Re: [PATCH 3/4] KVM: async_pf: Force a nested vmexit if the injected #PF is async_pf

Radim Krčmář <rkrcmar@xxxxxxxxxx> · Wed, 14 Jun 2017 18:18:27 +0200

2017-06-14 22:32+0800, Wanpeng Li:
> 2017-06-14 21:20 GMT+08:00 Radim Krčmář <rkrcmar@xxxxxxxxxx>:
> > 2017-06-14 21:02+0800, Wanpeng Li:
> >> 2017-06-14 20:52 GMT+08:00 Radim Krčmář <rkrcmar@xxxxxxxxxx>:
> >> > 2017-06-14 09:07+0800, Wanpeng Li:
> >> >> 2017-06-14 2:55 GMT+08:00 Radim Krčmář <rkrcmar@xxxxxxxxxx>:
> >> >> > Using vcpu->arch.cr2 is suspicious as VMX doesn't update CR2 on VM
> >> >> > exits;  isn't this going to change the CR2 visible in L2 guest after a
> >> >> > nested VM entry?
> >> >>
> >> >> Sorry, I don't fully understand the question. As you know this
> >> >> vcpu->arch.cr2 which includes token is set before async pf injection,
> >> >
> >> > Yes, I'm thinking that setting vcpu->arch.cr2 is a mistake in this case.
> >> >
> >> >> and L1 will intercept it from EXIT_QUALIFICATION during nested vmexit,
> >> >
> >> > Right, so we do not need to have the token in CR2, because L1 is not
> >> > going to look at it.
> >> >
> >> >> why it can change the CR2 visible in L2 guest after a nested VM entry?
> >> >
> >> > Sorry, the situation is too convoluted to be expressed in one sentence:
> >> >
> >> > 1) L2 is running with CR2 = L2CR2
> >> > 3) VMX exits (say, unrelated EXTERNAL_INTERRUPT) and L0 stores L2CR2 in
> >> >    vcpu->arch.cr2
> >> > 2) APF for L1 has completed
> >> > 4) L0 KVM wants to inject APF and sets vcpu->arch.cr2 = APFT
> >> > 5) L0 KVM does a nested VM exit to L1, EXIT_QUALIFICATION = APFT
> >> > 6) L0 KVM enters L1 with CR2 = vcpu->arch.cr2 = APFT
> >> > 7) L1 stores APFT as L2's CR2
> >> > 8) L1 handles APF, maybe reschedules, but eventually comes back to this
> >> >    L2's thread
> >> > 9) after some time, L1 enters L2 with CR2 = APFT
> >> > 10) L2 is running with CR2 = APTF
> >> >
> >> > The original L2CR2 is lost and we'd introduce a bug if L2 wanted to look
> >> > at it, e.g. it was in a process of handling its #PF.
> >>
> >> Good point. What's your proposal? :)
> >
> > Get rid of async_pf. :) Optimal solutions aside, I think it would be
> > best to add a new injection function for APF.  One that injects a normal
> > #PF for non-nested guests and directly triggers a #PF VM exit otherwise,
> > and call it from kvm_arch_async_page_*present().
> 
> In addition, nested vmexit in kvm_arch_async_page_*present() directly
> instead of through inject_pending_event() before vmentry, or nested
> vmexit after vmexit on L0 looks strange.

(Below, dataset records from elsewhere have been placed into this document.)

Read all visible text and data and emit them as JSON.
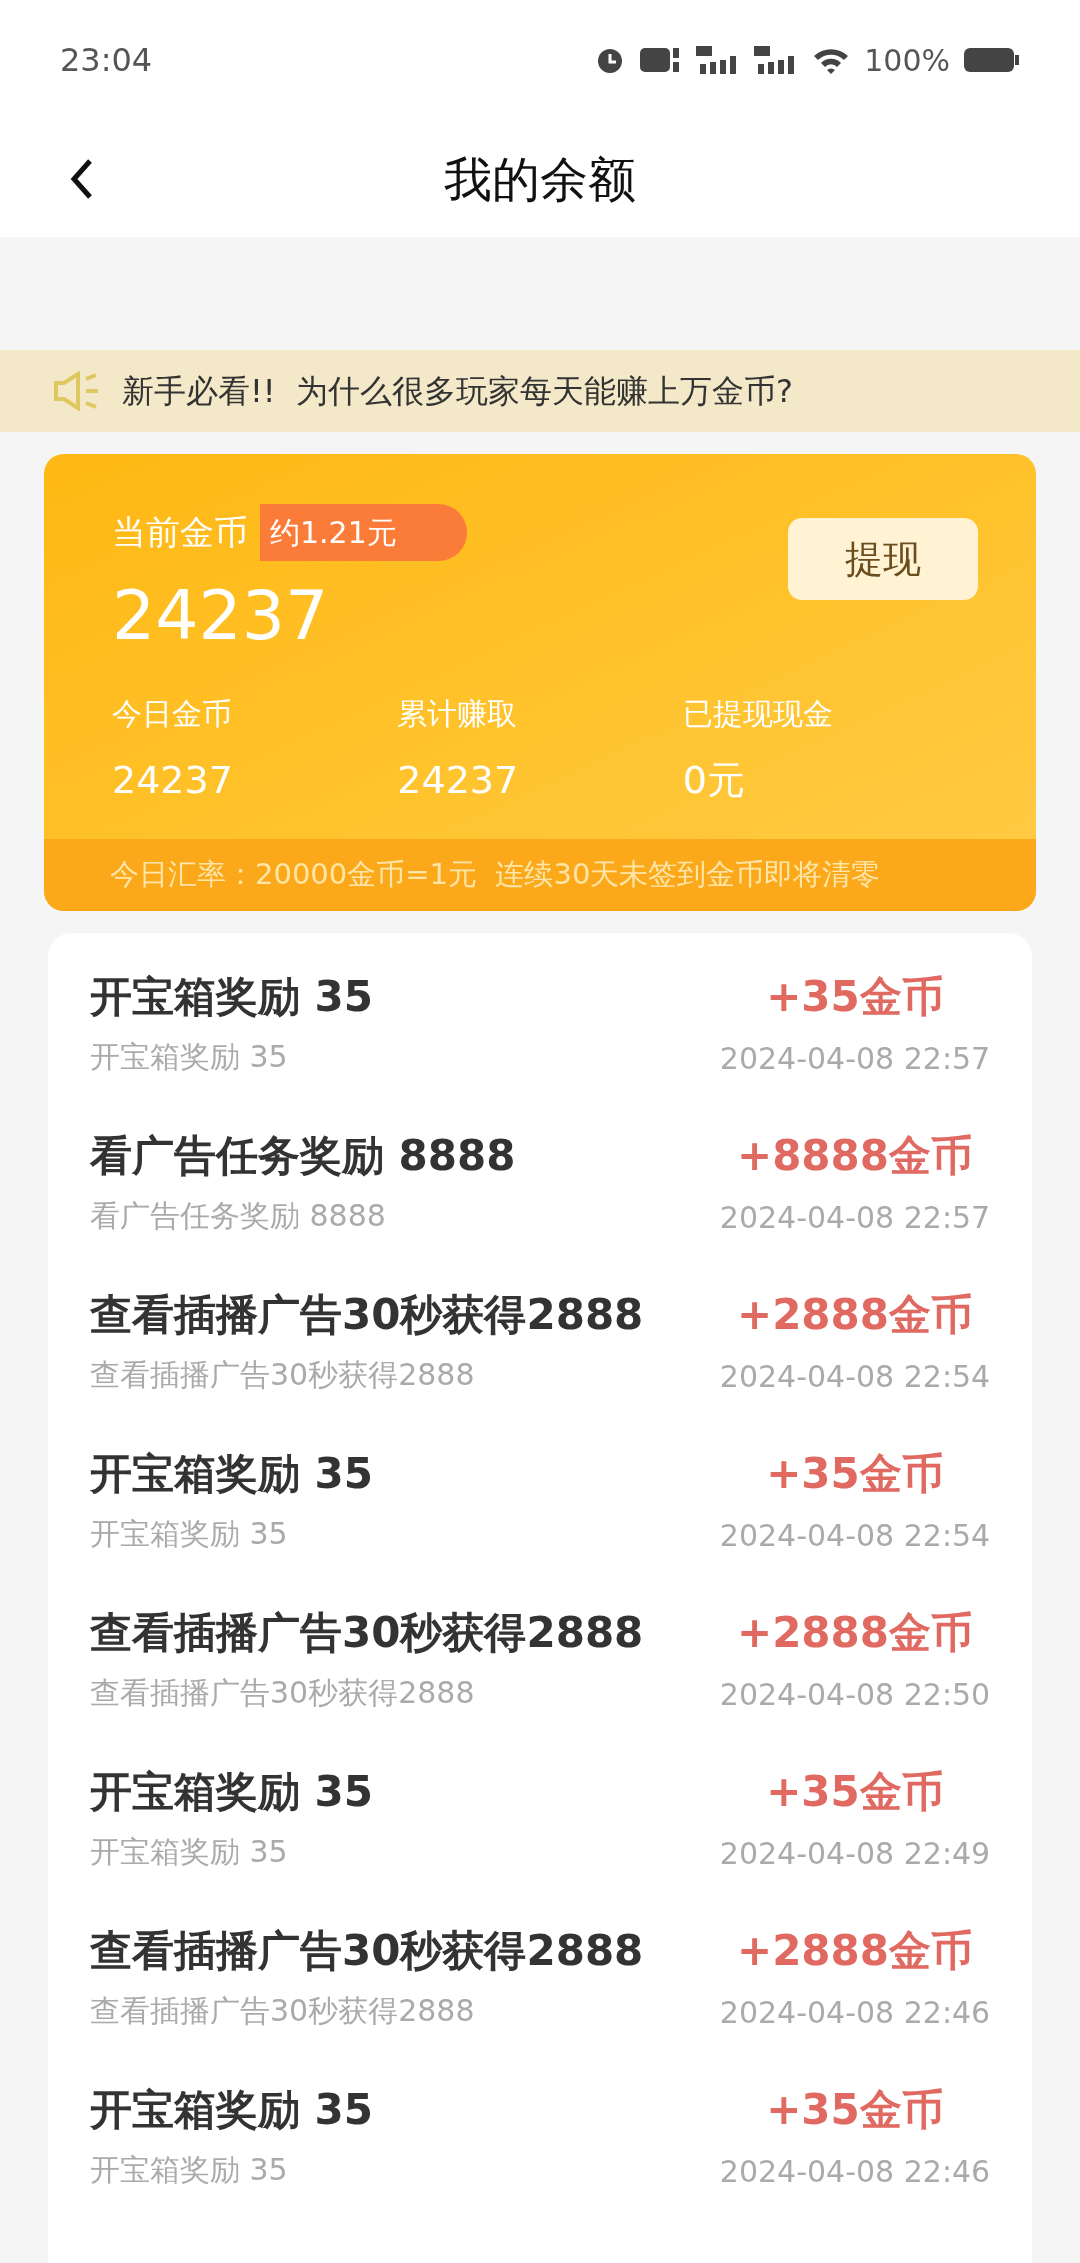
{
  "status_bar": {
    "time": "23:04",
    "battery": "100%"
  },
  "header": {
    "title": "我的余额"
  },
  "notice": {
    "text": "新手必看!!  为什么很多玩家每天能赚上万金币?"
  },
  "balance": {
    "label": "当前金币",
    "approx": "约1.21元",
    "amount": "24237",
    "withdraw_button": "提现",
    "stats": [
      {
        "label": "今日金币",
        "value": "24237"
      },
      {
        "label": "累计赚取",
        "value": "24237"
      },
      {
        "label": "已提现现金",
        "value": "0元"
      }
    ],
    "footer": "今日汇率：20000金币=1元  连续30天未签到金币即将清零"
  },
  "records": [
    {
      "title": "开宝箱奖励 35",
      "subtitle": "开宝箱奖励 35",
      "amount": "+35金币",
      "time": "2024-04-08 22:57"
    },
    {
      "title": "看广告任务奖励 8888",
      "subtitle": "看广告任务奖励 8888",
      "amount": "+8888金币",
      "time": "2024-04-08 22:57"
    },
    {
      "title": "查看插播广告30秒获得2888",
      "subtitle": "查看插播广告30秒获得2888",
      "amount": "+2888金币",
      "time": "2024-04-08 22:54"
    },
    {
      "title": "开宝箱奖励 35",
      "subtitle": "开宝箱奖励 35",
      "amount": "+35金币",
      "time": "2024-04-08 22:54"
    },
    {
      "title": "查看插播广告30秒获得2888",
      "subtitle": "查看插播广告30秒获得2888",
      "amount": "+2888金币",
      "time": "2024-04-08 22:50"
    },
    {
      "title": "开宝箱奖励 35",
      "subtitle": "开宝箱奖励 35",
      "amount": "+35金币",
      "time": "2024-04-08 22:49"
    },
    {
      "title": "查看插播广告30秒获得2888",
      "subtitle": "查看插播广告30秒获得2888",
      "amount": "+2888金币",
      "time": "2024-04-08 22:46"
    },
    {
      "title": "开宝箱奖励 35",
      "subtitle": "开宝箱奖励 35",
      "amount": "+35金币",
      "time": "2024-04-08 22:46"
    }
  ]
}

Right, it might be tricky if another exception can get queued in
between.  (Which shouldn't happen, though, because async_pf exceptions
must not cause double faults for no good reason.)

>                                          So how about the proposal of
> the nested_apf_token stuff? Radim, Paolo?

I think it is worth exploring.  We need to make sure that interfacing
with userspace through kvm_vcpu_ioctl_x86_{set,get}_vcpu_events() is
right, but it should be possible without any extension as migration is
already covered by unconditional async_pf wakeup on the destination.

At this point, using a structure other than arch.exception would make
sense too -- async_pf uses the exception injection path mostly for
convenience, but the paravirt exception does not want to mix with real
exceptions.